Urea, a non-protein nitrogen for dairy cows, is rapidly hydrolyzed to ammonia by urease produced by ureolytic bacteria in the rumen, and the ammonia is used as nitrogen for rumen bacterial growth. However, there is limited knowledge with regard to the ureolytic bacteria community in the rumen. To explore the ruminal ureolytic bacterial community, urea, or acetohydroxamic acid (AHA, an inhibitor of urea hydrolysis) were supplemented into the rumen simulation systems. The bacterial 16S rRNA genes were sequenced by Miseq high-throughput sequencing and used to reveal the ureoltyic bacteria by comparing different treatments. The results revealed that urea supplementation significantly increased the ammonia concentration, and AHA addition inhibited urea hydrolysis. Urea supplementation significantly increased the richness of bacterial community and the proportion of ureC genes. The composition of bacterial community following urea or AHA supplementation showed no significant difference compared to the groups without supplementation. The abundance of Bacillus and unclassified Succinivibrionaceae increased significantly following urea supplementation.
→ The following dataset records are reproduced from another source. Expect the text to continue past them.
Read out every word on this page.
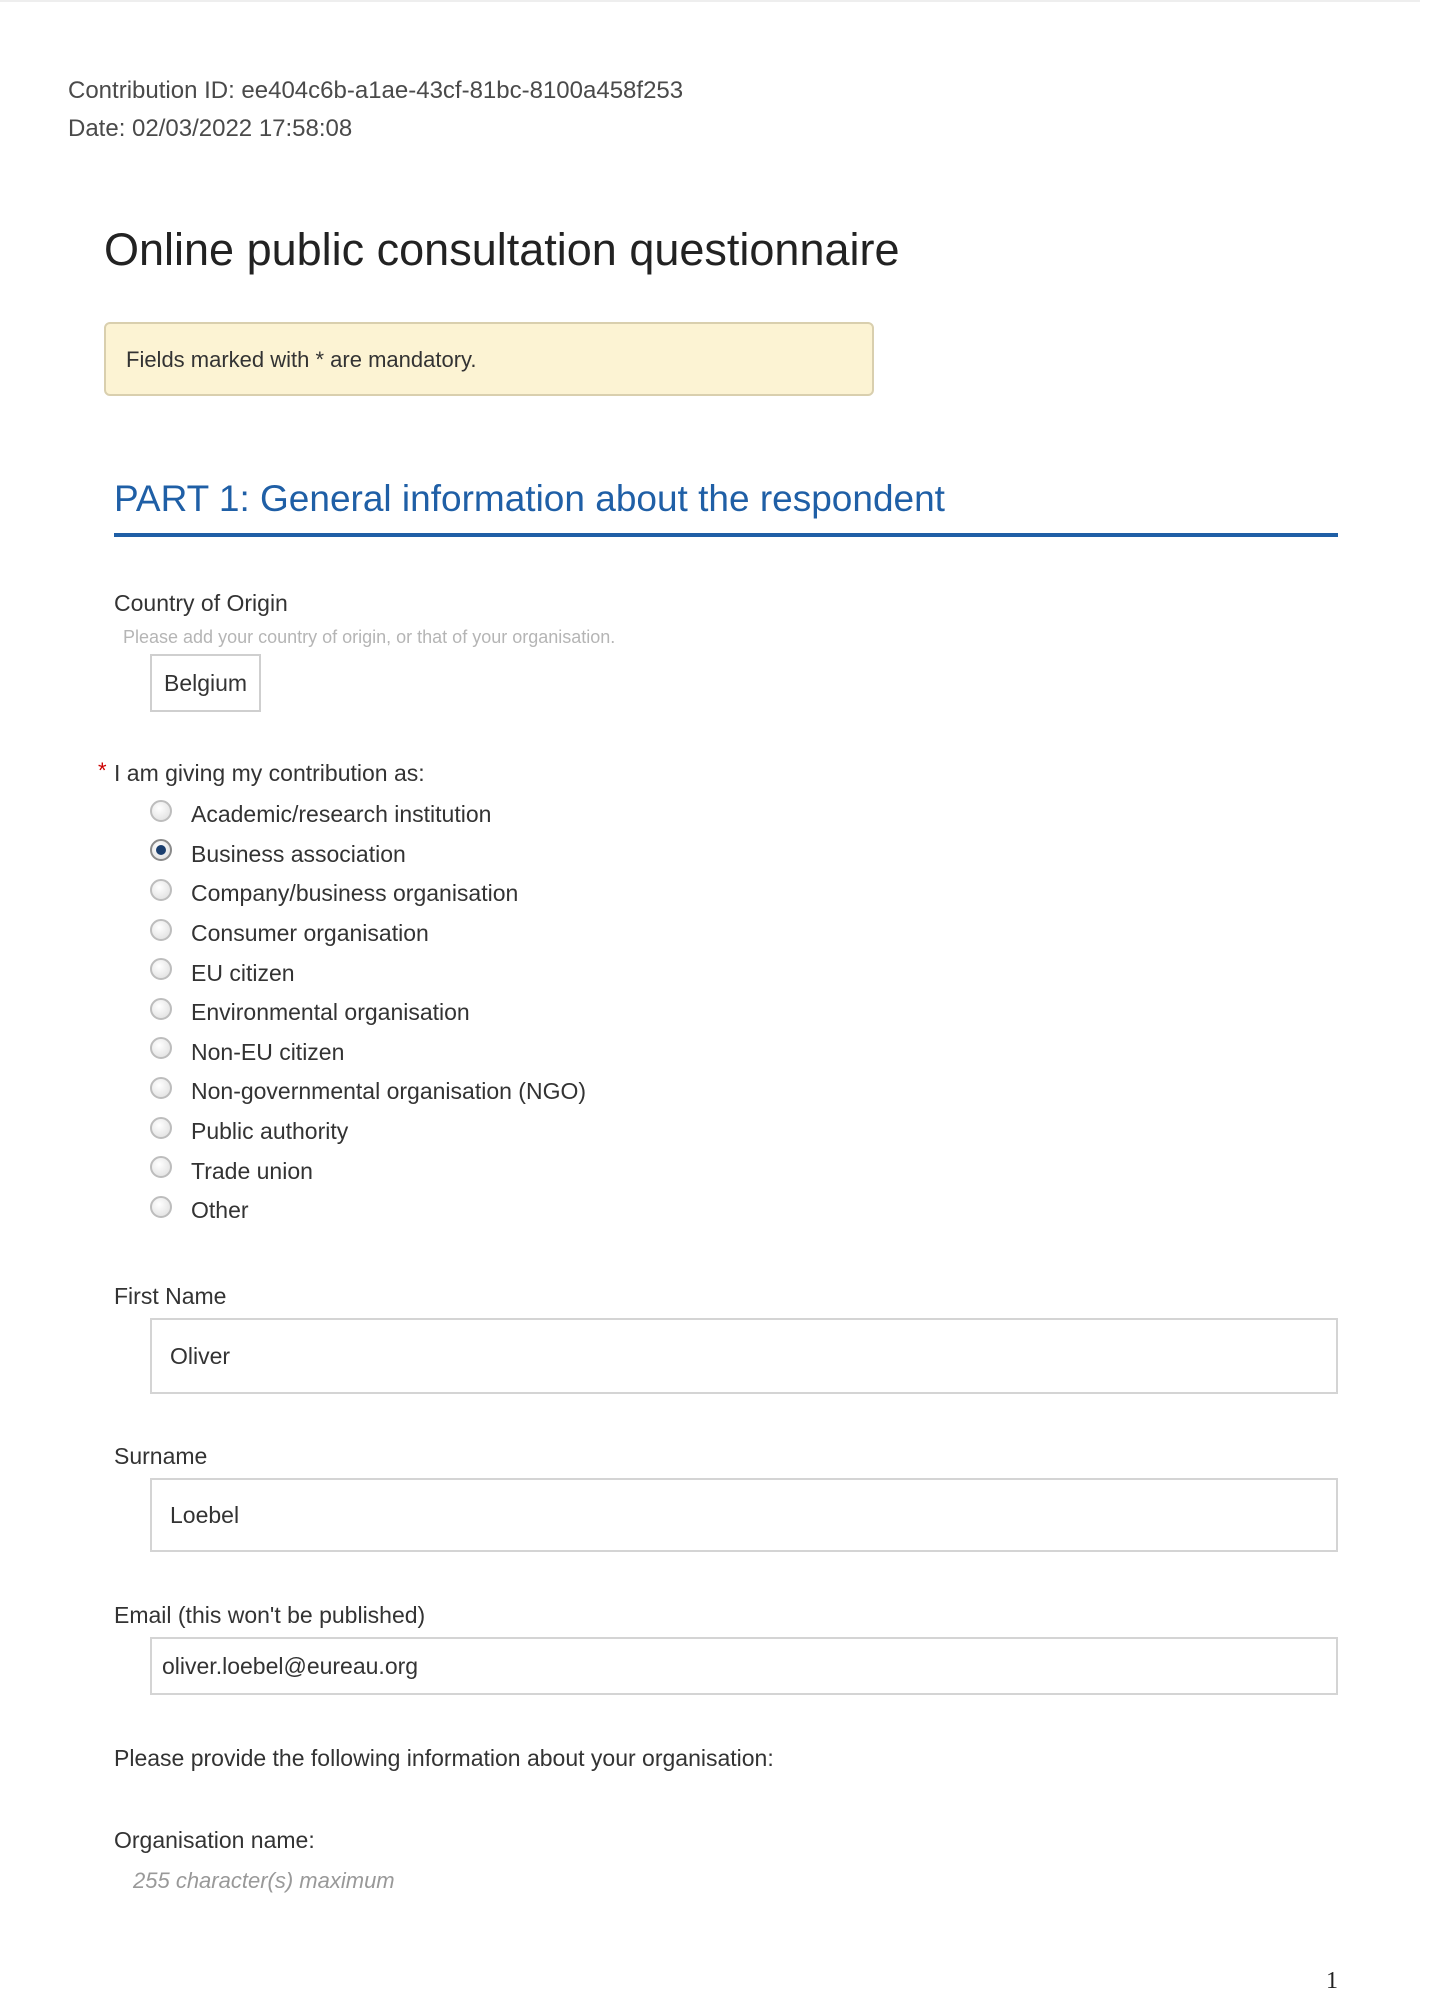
Contribution ID: ee404c6b-a1ae-43cf-81bc-8100a458f253
Date: 02/03/2022 17:58:08
Online public consultation questionnaire
Fields marked with * are mandatory.
PART 1: General information about the respondent
Country of Origin
Please add your country of origin, or that of your organisation.
Belgium
* I am giving my contribution as:
Academic/research institution
Business association
Company/business organisation
Consumer organisation
EU citizen
Environmental organisation
Non-EU citizen
Non-governmental organisation (NGO)
Public authority
Trade union
Other
First Name
Oliver
Surname
Loebel
Email (this won't be published)
oliver.loebel@eureau.org
Please provide the following information about your organisation:
Organisation name:
255 character(s) maximum
1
Pseudomonas, Haemophilus, Neisseria, Streptococcus, and Actinomyces exhibited a positive response to urea supplementation and a negative response to AHA addition. Results retrieved from the NCBI protein database and publications confirmed that the representative bacteria in these genera mentioned above had urease genes or urease activities. Therefore, the rumen ureolytic bacteria were abundant in the genera of Pseudomonas, Haemophilus, Neisseria, Streptococcus, Actinomyces, Bacillus, and unclassified Succinivibrionaceae. Insights into abundant rumen ureolytic bacteria provide the regulation targets to mitigate urea hydrolysis and increase efficiency of urea nitrogen utilization in ruminants.